Angel: You have really seen the ins and outs of the industry, and have worked your way up to the top position that you're in now, but for the first couple of years it was only you operating solely. What was your biggest challenge during that time?

Cécile Zarokian: Back in the day, there were almost no independent perfumers. The biggest challenge was at the very beginning, competing against my previous company. The biggest concern coming into it was that they had their reputation and the resources to develop new scents, whilst I was still small and independent, and I had to charge fees for the creation process, whilst they can do it for free, and make their margin later from selling the bulk of product. I really wanted to prove to myself and the industry, and be taken seriously, because back in the day people looked down on independent perfumers and did not give them the same levels of respect.

Our industry is on two polarising ends of the spectrum - you have giants who have the budgets and the manpower to produce and then you have independent creatives with bigger concepts and ideas, however it is very difficult for them to make money and pay for the creation and raw materials of their work, and developing from that is the biggest challenge I had to face. Luckily for me, slowly but surely my creations got produced and became bestsellers for a few brands, so I was able to grow and have more people interested in my way of working. did some words, and it's not and then it was some bestsellers for quite a few brands that were smaller and then get got bigger with bigger brands. I will always remember how difficult it was to be able to find people who will trust me and my concepts enough to allow me to develop scents for them, as this space is extremely competitive. When thinking about the biggest fragrance competitions, you have to pay millions in order to compete, and nothing is certain.

Angel: The industry has shifted greatly, with more and more attention towards fragrances and specifically niche and custom perfumery. What is your opinion on the industry and the business, how is that changing nowadays?

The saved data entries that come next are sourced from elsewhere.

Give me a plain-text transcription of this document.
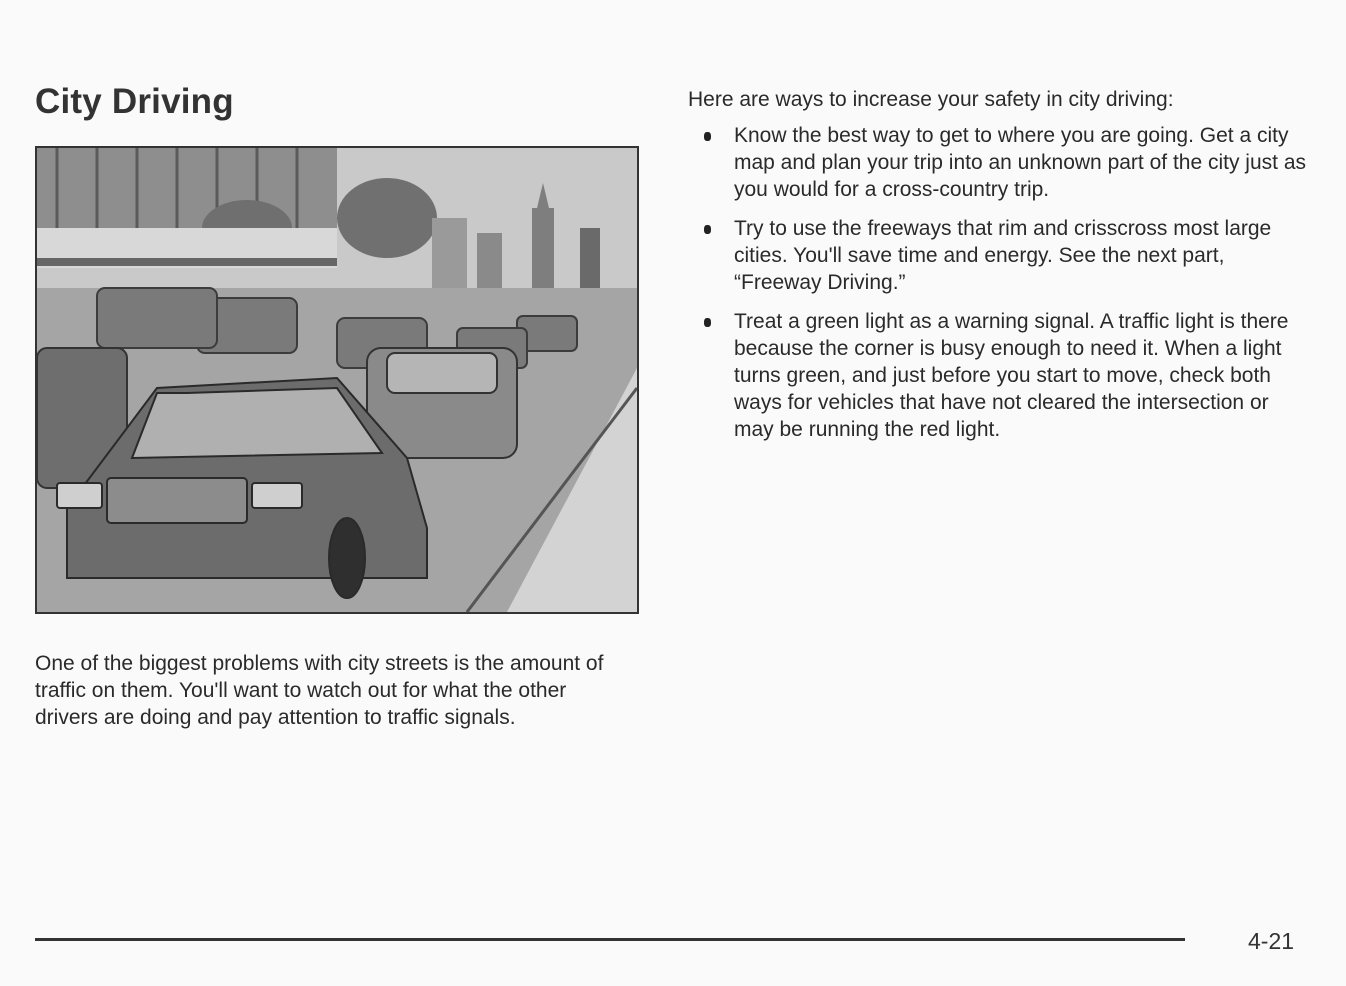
City Driving

One of the biggest problems with city streets is the amount of traffic on them. You'll want to watch out for what the other drivers are doing and pay attention to traffic signals.

Here are ways to increase your safety in city driving:

Know the best way to get to where you are going. Get a city map and plan your trip into an unknown part of the city just as you would for a cross-country trip.
Try to use the freeways that rim and crisscross most large cities. You'll save time and energy. See the next part, “Freeway Driving.”
Treat a green light as a warning signal. A traffic light is there because the corner is busy enough to need it. When a light turns green, and just before you start to move, check both ways for vehicles that have not cleared the intersection or may be running the red light.
4-21
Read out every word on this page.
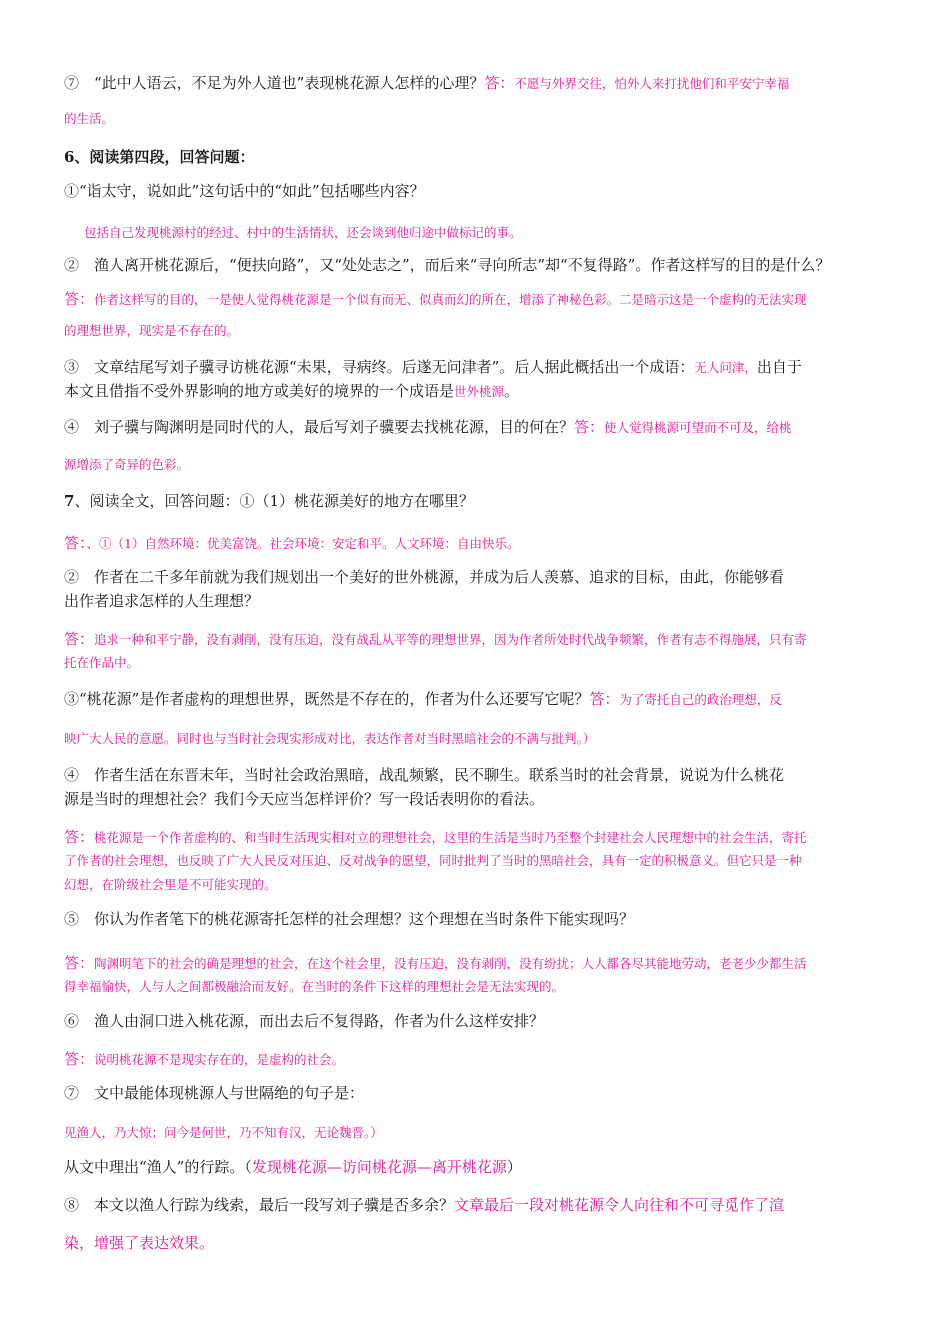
⑦　“此中人语云，不足为外人道也”表现桃花源人怎样的心理？答：不愿与外界交往，怕外人来打扰他们和平安宁幸福
的生活。
6、阅读第四段，回答问题：
①“诣太守，说如此”这句话中的“如此”包括哪些内容？
包括自己发现桃源村的经过、村中的生活情状，还会谈到他归途中做标记的事。
②　渔人离开桃花源后，“便扶向路”，又“处处志之”，而后来“寻向所志”却“不复得路”。作者这样写的目的是什么？
答：作者这样写的目的，一是使人觉得桃花源是一个似有而无、似真而幻的所在，增添了神秘色彩。二是暗示这是一个虚构的无法实现
的理想世界，现实是不存在的。
③　文章结尾写刘子骥寻访桃花源“未果，寻病终。后遂无问津者”。后人据此概括出一个成语：无人问津，出自于
本文且借指不受外界影响的地方或美好的境界的一个成语是世外桃源。
④　刘子骥与陶渊明是同时代的人，最后写刘子骥要去找桃花源，目的何在？答：使人觉得桃源可望而不可及，给桃
源增添了奇异的色彩。
7、阅读全文，回答问题：①（1）桃花源美好的地方在哪里？
答：、①（1）自然环境：优美富饶。社会环境：安定和平。人文环境：自由快乐。
②　作者在二千多年前就为我们规划出一个美好的世外桃源，并成为后人羡慕、追求的目标，由此，你能够看
出作者追求怎样的人生理想？
答：追求一种和平宁静，没有剥削，没有压迫，没有战乱从平等的理想世界，因为作者所处时代战争频繁，作者有志不得施展，只有寄
托在作品中。
③“桃花源”是作者虚构的理想世界，既然是不存在的，作者为什么还要写它呢？答：为了寄托自己的政治理想，反
映广大人民的意愿。同时也与当时社会现实形成对比，表达作者对当时黑暗社会的不满与批判。）
④　作者生活在东晋末年，当时社会政治黑暗，战乱频繁，民不聊生。联系当时的社会背景，说说为什么桃花
源是当时的理想社会？我们今天应当怎样评价？写一段话表明你的看法。
答：桃花源是一个作者虚构的、和当时生活现实相对立的理想社会，这里的生活是当时乃至整个封建社会人民理想中的社会生活，寄托
了作者的社会理想，也反映了广大人民反对压迫、反对战争的愿望，同时批判了当时的黑暗社会，具有一定的积极意义。但它只是一种
幻想，在阶级社会里是不可能实现的。
⑤　你认为作者笔下的桃花源寄托怎样的社会理想？这个理想在当时条件下能实现吗？
答：陶渊明笔下的社会的确是理想的社会，在这个社会里，没有压迫，没有剥削，没有纷扰；人人都各尽其能地劳动，老老少少都生活
得幸福愉快，人与人之间都极融洽而友好。在当时的条件下这样的理想社会是无法实现的。
⑥　渔人由洞口进入桃花源，而出去后不复得路，作者为什么这样安排？
答：说明桃花源不是现实存在的，是虚构的社会。
⑦　文中最能体现桃源人与世隔绝的句子是：
见渔人，乃大惊；问今是何世，乃不知有汉，无论魏晋。）
从文中理出“渔人”的行踪。（发现桃花源—访问桃花源—离开桃花源）
⑧　本文以渔人行踪为线索，最后一段写刘子骥是否多余？文章最后一段对桃花源令人向往和不可寻觅作了渲
染，增强了表达效果。
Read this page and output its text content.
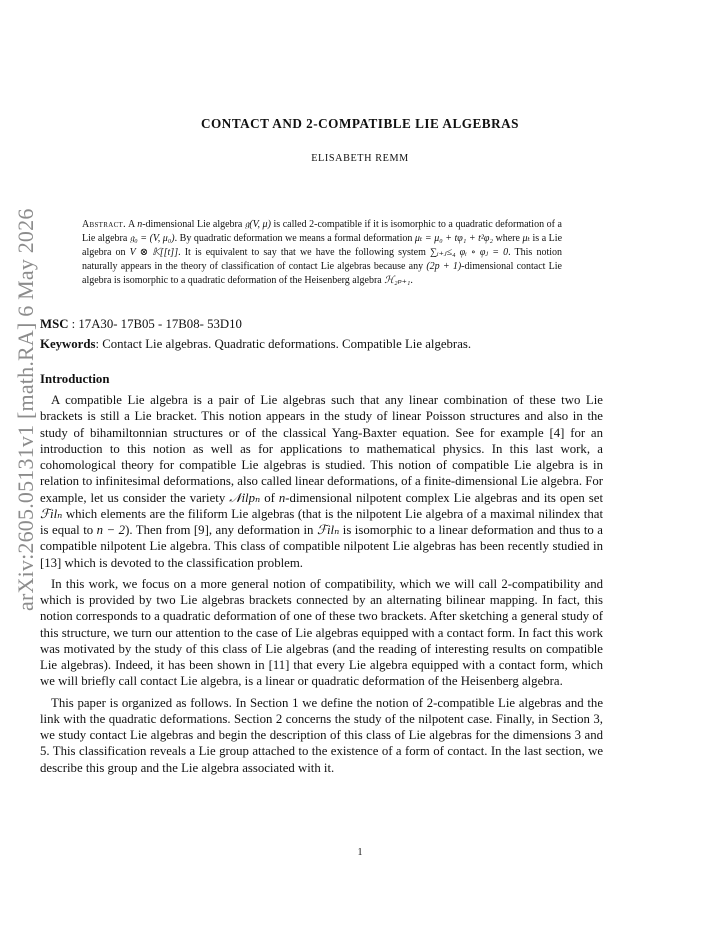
arXiv:2605.05131v1 [math.RA] 6 May 2026
CONTACT AND 2-COMPATIBLE LIE ALGEBRAS
ELISABETH REMM
Abstract. A n-dimensional Lie algebra 𝔤(V, μ) is called 2-compatible if it is isomorphic to a quadratic deformation of a Lie algebra 𝔤₀ = (V, μ₀). By quadratic deformation we means a formal deformation μₜ = μ₀ + tφ₁ + t²φ₂ where μₜ is a Lie algebra on V ⊗ 𝕂[[t]]. It is equivalent to say that we have the following system ∑ᵢ₊ⱼ≤₄ φᵢ ∘ φⱼ = 0. This notion naturally appears in the theory of classification of contact Lie algebras because any (2p + 1)-dimensional contact Lie algebra is isomorphic to a quadratic deformation of the Heisenberg algebra ℋ₂ₚ₊₁.
MSC : 17A30- 17B05 - 17B08- 53D10
Keywords: Contact Lie algebras. Quadratic deformations. Compatible Lie algebras.
Introduction

A compatible Lie algebra is a pair of Lie algebras such that any linear combination of these two Lie brackets is still a Lie bracket. This notion appears in the study of linear Poisson structures and also in the study of bihamiltonnian structures or of the classical Yang-Baxter equation. See for example [4] for an introduction to this notion as well as for applications to mathematical physics. In this last work, a cohomological theory for compatible Lie algebras is studied. This notion of compatible Lie algebra is in relation to infinitesimal deformations, also called linear deformations, of a finite-dimensional Lie algebra. For example, let us consider the variety 𝒩ilpₙ of n-dimensional nilpotent complex Lie algebras and its open set ℱilₙ which elements are the filiform Lie algebras (that is the nilpotent Lie algebra of a maximal nilindex that is equal to n − 2). Then from [9], any deformation in ℱilₙ is isomorphic to a linear deformation and thus to a compatible nilpotent Lie algebra. This class of compatible nilpotent Lie algebras has been recently studied in [13] which is devoted to the classification problem.

In this work, we focus on a more general notion of compatibility, which we will call 2-compatibility and which is provided by two Lie algebras brackets connected by an alternating bilinear mapping. In fact, this notion corresponds to a quadratic deformation of one of these two brackets. After sketching a general study of this structure, we turn our attention to the case of Lie algebras equipped with a contact form. In fact this work was motivated by the study of this class of Lie algebras (and the reading of interesting results on compatible Lie algebras). Indeed, it has been shown in [11] that every Lie algebra equipped with a contact form, which we will briefly call contact Lie algebra, is a linear or quadratic deformation of the Heisenberg algebra.

This paper is organized as follows. In Section 1 we define the notion of 2-compatible Lie algebras and the link with the quadratic deformations. Section 2 concerns the study of the nilpotent case. Finally, in Section 3, we study contact Lie algebras and begin the description of this class of Lie algebras for the dimensions 3 and 5. This classification reveals a Lie group attached to the existence of a form of contact. In the last section, we describe this group and the Lie algebra associated with it.

1
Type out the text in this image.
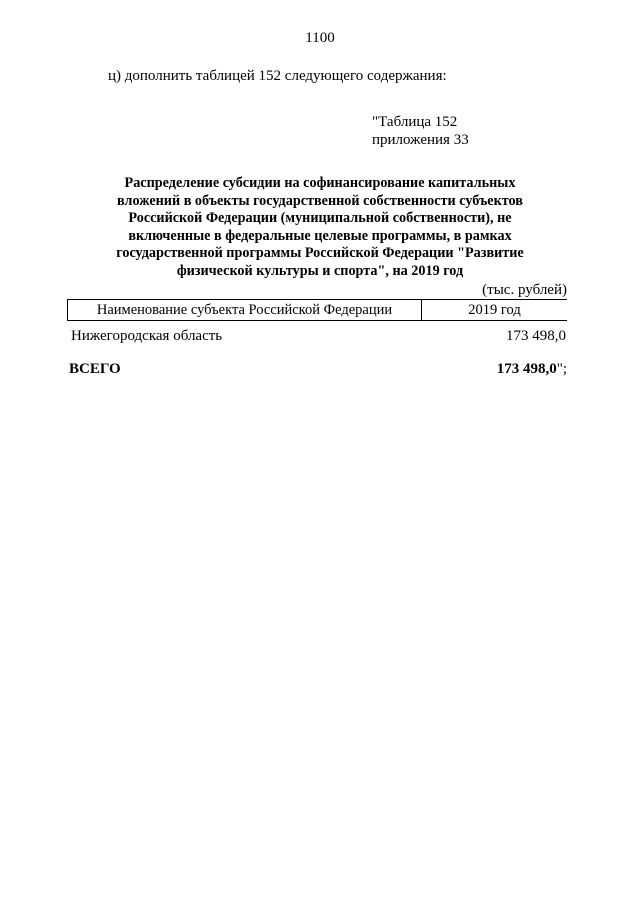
1100
ц) дополнить таблицей 152 следующего содержания:
"Таблица 152
приложения 33
Распределение субсидии на софинансирование капитальных
вложений в объекты государственной собственности субъектов
Российской Федерации (муниципальной собственности), не
включенные в федеральные целевые программы, в рамках
государственной программы Российской Федерации "Развитие
физической культуры и спорта", на 2019 год
(тыс. рублей)
Наименование субъекта Российской Федерации	2019 год
Нижегородская область	173 498,0
ВСЕГО	173 498,0";
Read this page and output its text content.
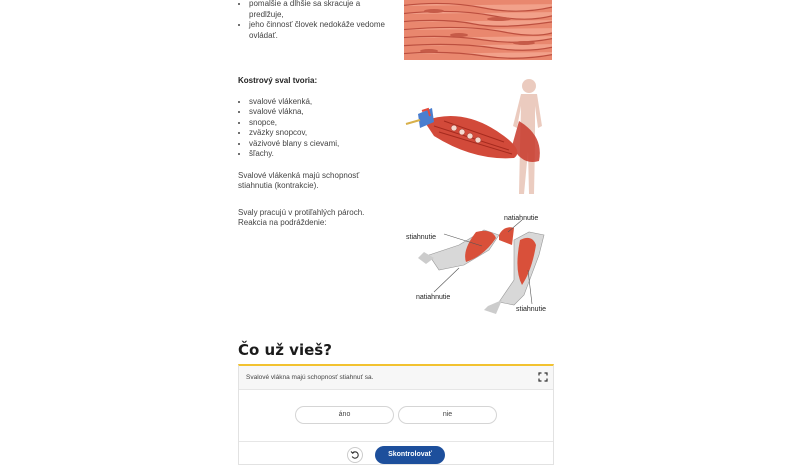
• pomalšie a dlhšie sa skracuje a predlžuje,
• jeho činnosť človek nedokáže vedome ovládať.
Kostrový sval tvoria:
• svalové vlákenká,
• svalové vlákna,
• snopce,
• zväzky snopcov,
• väzivové blany s cievami,
• šľachy.
Svalové vlákenká majú schopnosť stiahnutia (kontrakcie).
Svaly pracujú v protiľahlých pároch. Reakcia na podráždenie:	natiahnutie
stiahnutie
natiahnutie
stiahnutie
Čo už vieš?
Svalové vlákna majú schopnosť stiahnuť sa.
áno	nie
Skontrolovať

Cécile Zarokian: One thing that I learned that surprised me tremendously in the way that works was definitely the way of communicating in the industry. As a business I work mostly in a B2B manner with other businesses, so understanding how to put myself out there was definitely a learning curve. Understanding how people search and find perfumers helped me understand how to position myself, and how to create channels of communication where people can see and understand the ins and outs of my work. I now have someone on my team that is responsible for all PR and communication, but at the beginning it was only me trying out new things and learning on the go.

The fragrance business is very similar to how fashion operates, which means that the people tend to move from house to house, and they carry their legacy and name with them across. I was very lucky to be able to interact with people who began following me and interacting with me about my work, getting their thoughts and feelings in something so intimate like a scent, which brings different unique associations to each individual. I think COVID changed the way people interact with beauty, so that opened a big opportunity for me to connect with the customers by hosting workshops, different talks and generally showing my creative process publicly. People crave direct relationships with the creators, and they want to immerse themselves into their world.

Angel: What do you look forward to in the year coming up?

Cécile Zarokian: Well, the most exciting projects I have coming up I can't really talk about! However, I am really looking forward to the launch of a line of hair fragrances with a major brand, and a big project with an Italian fashion house. I am excited that my work has led me to a place where I am able to look into the future and work on long-term projects, and seeing also fragrances that I have developed like Royal Tobacco by Amouage and Epic Woman carrying on a legacy, and being loved by different groups of people for different reasons, it really puts into perspective the joy and love behind what I do.